In gradient descent on a quadratic problem,
$$\min _{x \in \mathbb{R}^n}\frac12 \langle Hx, x \rangle + \langle b, x \rangle + c \qquad H \text{ symmetric, positive semi-definite}\quad b \in \operatorname{Range}(H)$$
the condition number of the Hessian, $\kappa(H)$, is related to the convergence rate via $\frac{\kappa - 1}{\kappa + 1}$. Suppose $H$ is singular and positive semi-definite. Then $\kappa(H)$, depending on the definition of $\kappa$, might be infinite. But I think in this case I should be concerned only with $\tilde{\kappa}(H) = \frac{\lambda_1(H)}{\lambda_k(H)}$, where $\lambda_k$ is the largest non-zero eigenvalue of $A$. ($k = \operatorname{Rank}(H)$). And I shouldn't worry about the nullspace of $H$.
My logic is: since $b \in \operatorname{Range}(A) = \operatorname{Nullspace}(A)^\perp$, I can really treat this problem as optimization in $\operatorname{Range}(A) \subset \mathbb{R}^n$, where $A|_{\operatorname{Range}(A)}$ is nonsingular, right? Because no component of $x_k - x_{k-1}$ along $\operatorname{Nullspace}(A)$ will either affect the objective function nor will it ever show up in the gradient $Ax + b \in \operatorname{Range}(A)$, so it should never show up in gradient descent in the first place (when we're dealing with a quadratic with a min)?
Now suppose I'm right about the above. Suppose we're in a more complicated problem (say a machine learning problem), and we're looking at $\kappa(H)$ (which now depends on $x$) as a signal for how bad our optimization problem is. (We hope it indicates whether we'll encounter narrow valleys, etc.) Why might or might not I be justified in considering the $\tilde{\kappa}(H)$ as opposed to $\kappa(H)$, when the latter is possibly infinite?
Some ideas:
- In a general optimization problem, it's impossible to tell from merely local information whether we're justified in ignoring a certain subspace in our gradient search for an optimum.

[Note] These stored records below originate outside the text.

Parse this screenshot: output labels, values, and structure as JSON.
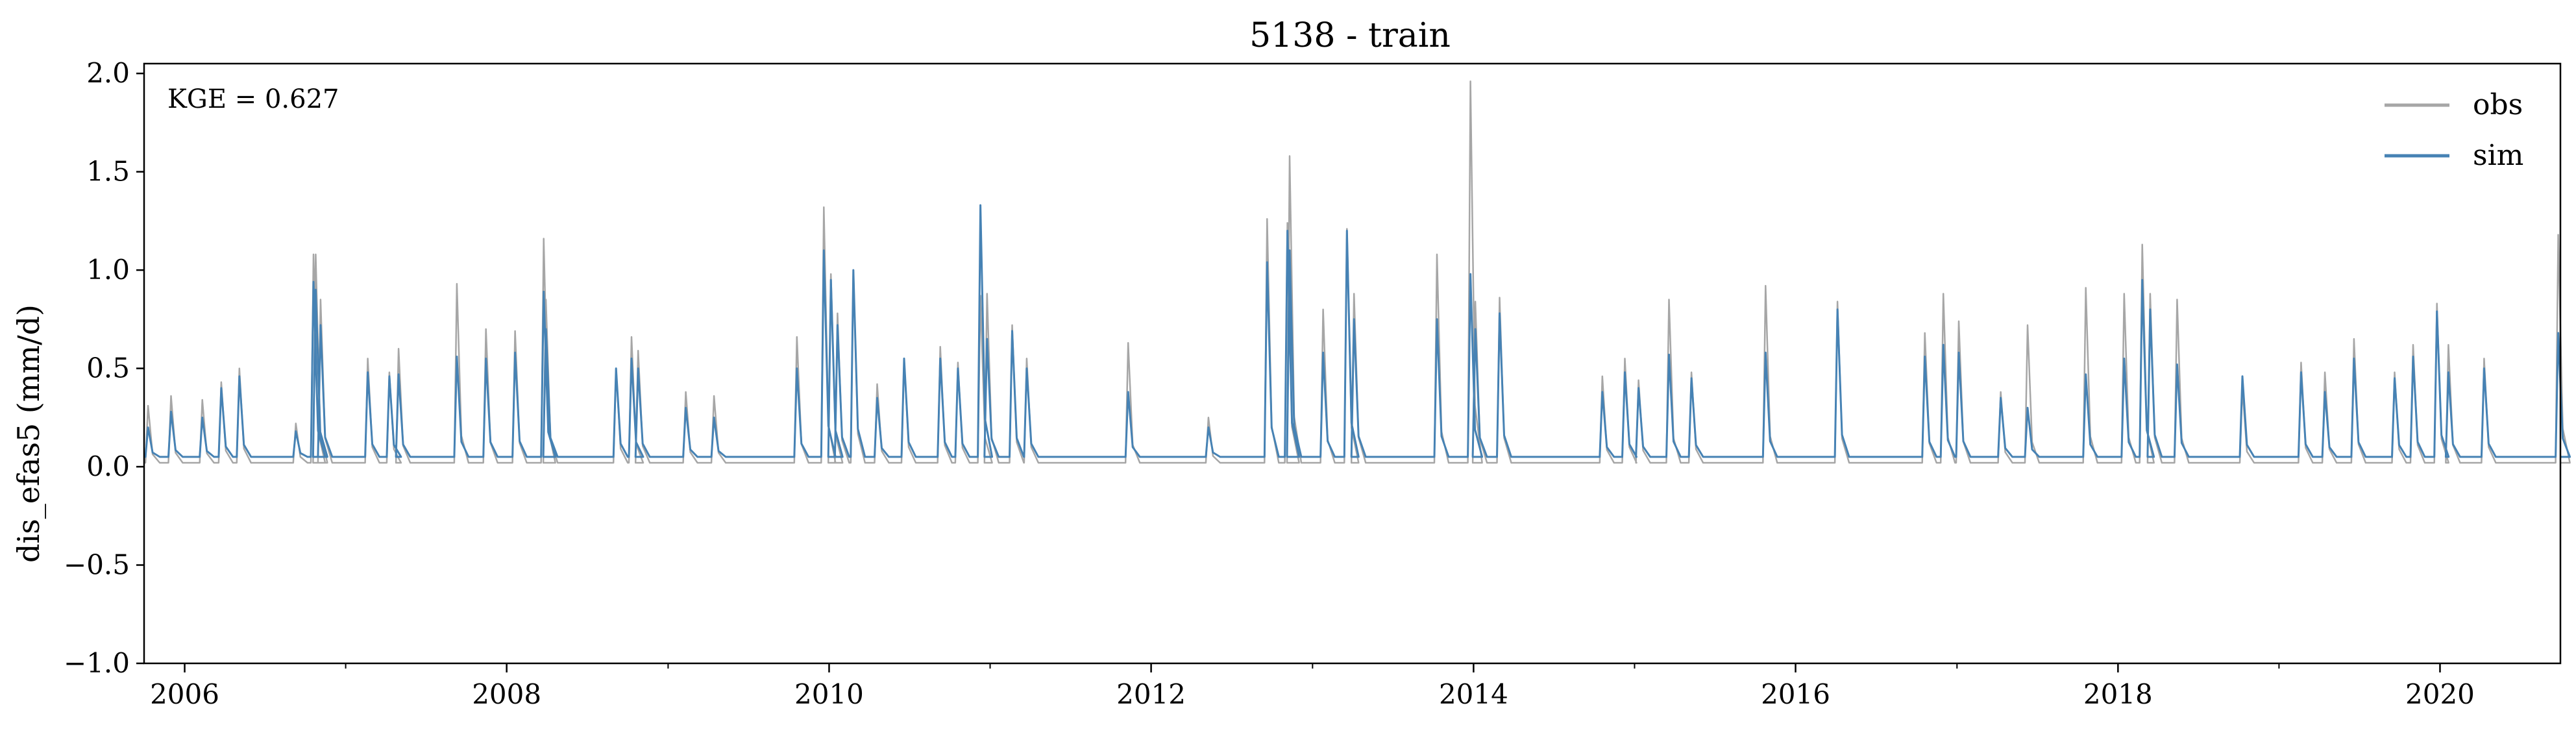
{
  "chart_data": {
    "type": "line",
    "title": "5138 - train",
    "xlabel": "",
    "ylabel": "dis_efas5 (mm/d)",
    "annotation": "KGE = 0.627",
    "xlim": [
      "2005-10-01",
      "2020-09-30"
    ],
    "ylim": [
      -1.0,
      2.05
    ],
    "grid": false,
    "legend": "top-right",
    "x_ticks": [
      "2006",
      "2008",
      "2010",
      "2012",
      "2014",
      "2016",
      "2018",
      "2020"
    ],
    "y_ticks": [
      "−1.0",
      "−0.5",
      "0.0",
      "0.5",
      "1.0",
      "1.5",
      "2.0"
    ],
    "y_tick_values": [
      -1.0,
      -0.5,
      0.0,
      0.5,
      1.0,
      1.5,
      2.0
    ],
    "base_flow": {
      "obs": 0.02,
      "sim": 0.05
    },
    "series": [
      {
        "name": "obs",
        "color": "#a6a6a6",
        "points": [
          [
            "2005-10-10",
            0.31
          ],
          [
            "2005-12-01",
            0.36
          ],
          [
            "2006-02-10",
            0.34
          ],
          [
            "2006-03-25",
            0.43
          ],
          [
            "2006-05-05",
            0.5
          ],
          [
            "2006-09-10",
            0.22
          ],
          [
            "2006-10-20",
            1.08
          ],
          [
            "2006-10-25",
            1.08
          ],
          [
            "2006-11-05",
            0.85
          ],
          [
            "2007-02-20",
            0.55
          ],
          [
            "2007-04-10",
            0.48
          ],
          [
            "2007-05-01",
            0.6
          ],
          [
            "2007-09-10",
            0.93
          ],
          [
            "2007-11-15",
            0.7
          ],
          [
            "2008-01-20",
            0.69
          ],
          [
            "2008-03-25",
            1.16
          ],
          [
            "2008-03-30",
            0.85
          ],
          [
            "2008-09-05",
            0.5
          ],
          [
            "2008-10-10",
            0.66
          ],
          [
            "2008-10-25",
            0.59
          ],
          [
            "2009-02-10",
            0.38
          ],
          [
            "2009-04-15",
            0.36
          ],
          [
            "2009-10-20",
            0.66
          ],
          [
            "2009-12-20",
            1.32
          ],
          [
            "2010-01-05",
            0.98
          ],
          [
            "2010-01-20",
            0.78
          ],
          [
            "2010-02-25",
            1.0
          ],
          [
            "2010-04-20",
            0.42
          ],
          [
            "2010-06-20",
            0.55
          ],
          [
            "2010-09-10",
            0.61
          ],
          [
            "2010-10-20",
            0.53
          ],
          [
            "2010-12-10",
            0.87
          ],
          [
            "2010-12-25",
            0.88
          ],
          [
            "2011-02-20",
            0.72
          ],
          [
            "2011-03-25",
            0.55
          ],
          [
            "2011-11-10",
            0.63
          ],
          [
            "2012-05-10",
            0.25
          ],
          [
            "2012-09-20",
            1.26
          ],
          [
            "2012-11-05",
            1.24
          ],
          [
            "2012-11-10",
            1.58
          ],
          [
            "2013-01-25",
            0.8
          ],
          [
            "2013-03-20",
            1.21
          ],
          [
            "2013-04-05",
            0.88
          ],
          [
            "2013-10-10",
            1.08
          ],
          [
            "2013-12-25",
            1.96
          ],
          [
            "2014-01-05",
            0.84
          ],
          [
            "2014-03-01",
            0.86
          ],
          [
            "2014-10-20",
            0.46
          ],
          [
            "2014-12-10",
            0.55
          ],
          [
            "2015-01-10",
            0.44
          ],
          [
            "2015-03-20",
            0.85
          ],
          [
            "2015-05-10",
            0.48
          ],
          [
            "2015-10-25",
            0.92
          ],
          [
            "2016-04-05",
            0.84
          ],
          [
            "2016-10-20",
            0.68
          ],
          [
            "2016-12-01",
            0.88
          ],
          [
            "2017-01-05",
            0.74
          ],
          [
            "2017-04-10",
            0.38
          ],
          [
            "2017-06-10",
            0.72
          ],
          [
            "2017-10-20",
            0.91
          ],
          [
            "2018-01-15",
            0.88
          ],
          [
            "2018-02-25",
            1.13
          ],
          [
            "2018-03-15",
            0.88
          ],
          [
            "2018-05-15",
            0.85
          ],
          [
            "2018-10-10",
            0.4
          ],
          [
            "2019-02-20",
            0.53
          ],
          [
            "2019-04-15",
            0.48
          ],
          [
            "2019-06-20",
            0.65
          ],
          [
            "2019-09-20",
            0.48
          ],
          [
            "2019-11-01",
            0.62
          ],
          [
            "2019-12-25",
            0.83
          ],
          [
            "2020-01-20",
            0.62
          ],
          [
            "2020-04-10",
            0.55
          ],
          [
            "2020-09-25",
            1.18
          ]
        ]
      },
      {
        "name": "sim",
        "color": "#4682b4",
        "points": [
          [
            "2005-10-10",
            0.2
          ],
          [
            "2005-12-01",
            0.28
          ],
          [
            "2006-02-10",
            0.25
          ],
          [
            "2006-03-25",
            0.4
          ],
          [
            "2006-05-05",
            0.46
          ],
          [
            "2006-09-10",
            0.18
          ],
          [
            "2006-10-20",
            0.94
          ],
          [
            "2006-10-25",
            0.9
          ],
          [
            "2006-11-05",
            0.72
          ],
          [
            "2007-02-20",
            0.48
          ],
          [
            "2007-04-10",
            0.46
          ],
          [
            "2007-05-01",
            0.47
          ],
          [
            "2007-09-10",
            0.56
          ],
          [
            "2007-11-15",
            0.55
          ],
          [
            "2008-01-20",
            0.58
          ],
          [
            "2008-03-25",
            0.89
          ],
          [
            "2008-03-30",
            0.7
          ],
          [
            "2008-09-05",
            0.5
          ],
          [
            "2008-10-10",
            0.55
          ],
          [
            "2008-10-25",
            0.5
          ],
          [
            "2009-02-10",
            0.3
          ],
          [
            "2009-04-15",
            0.25
          ],
          [
            "2009-10-20",
            0.5
          ],
          [
            "2009-12-20",
            1.1
          ],
          [
            "2010-01-05",
            0.95
          ],
          [
            "2010-01-20",
            0.72
          ],
          [
            "2010-02-25",
            1.0
          ],
          [
            "2010-04-20",
            0.35
          ],
          [
            "2010-06-20",
            0.55
          ],
          [
            "2010-09-10",
            0.55
          ],
          [
            "2010-10-20",
            0.5
          ],
          [
            "2010-12-10",
            1.33
          ],
          [
            "2010-12-25",
            0.65
          ],
          [
            "2011-02-20",
            0.69
          ],
          [
            "2011-03-25",
            0.5
          ],
          [
            "2011-11-10",
            0.38
          ],
          [
            "2012-05-10",
            0.2
          ],
          [
            "2012-09-20",
            1.04
          ],
          [
            "2012-11-05",
            1.2
          ],
          [
            "2012-11-10",
            1.1
          ],
          [
            "2013-01-25",
            0.58
          ],
          [
            "2013-03-20",
            1.2
          ],
          [
            "2013-04-05",
            0.75
          ],
          [
            "2013-10-10",
            0.75
          ],
          [
            "2013-12-25",
            0.98
          ],
          [
            "2014-01-05",
            0.7
          ],
          [
            "2014-03-01",
            0.78
          ],
          [
            "2014-10-20",
            0.38
          ],
          [
            "2014-12-10",
            0.48
          ],
          [
            "2015-01-10",
            0.4
          ],
          [
            "2015-03-20",
            0.57
          ],
          [
            "2015-05-10",
            0.45
          ],
          [
            "2015-10-25",
            0.58
          ],
          [
            "2016-04-05",
            0.8
          ],
          [
            "2016-10-20",
            0.56
          ],
          [
            "2016-12-01",
            0.62
          ],
          [
            "2017-01-05",
            0.58
          ],
          [
            "2017-04-10",
            0.35
          ],
          [
            "2017-06-10",
            0.3
          ],
          [
            "2017-10-20",
            0.47
          ],
          [
            "2018-01-15",
            0.55
          ],
          [
            "2018-02-25",
            0.95
          ],
          [
            "2018-03-15",
            0.8
          ],
          [
            "2018-05-15",
            0.52
          ],
          [
            "2018-10-10",
            0.46
          ],
          [
            "2019-02-20",
            0.48
          ],
          [
            "2019-04-15",
            0.38
          ],
          [
            "2019-06-20",
            0.55
          ],
          [
            "2019-09-20",
            0.45
          ],
          [
            "2019-11-01",
            0.56
          ],
          [
            "2019-12-25",
            0.79
          ],
          [
            "2020-01-20",
            0.48
          ],
          [
            "2020-04-10",
            0.5
          ],
          [
            "2020-09-25",
            0.68
          ]
        ]
      }
    ]
  }
}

- In practice, we'll be dealing with computer error and inexact quantities, so there really isn't much difference between problems where $H$ is non-invertible, and problems where it is very poorly conditioned.
- Some algorithms such as BFGS require the Hessian to be invertible to come up with their next step, so this is a problem.
What other considerations might I want to be aware of?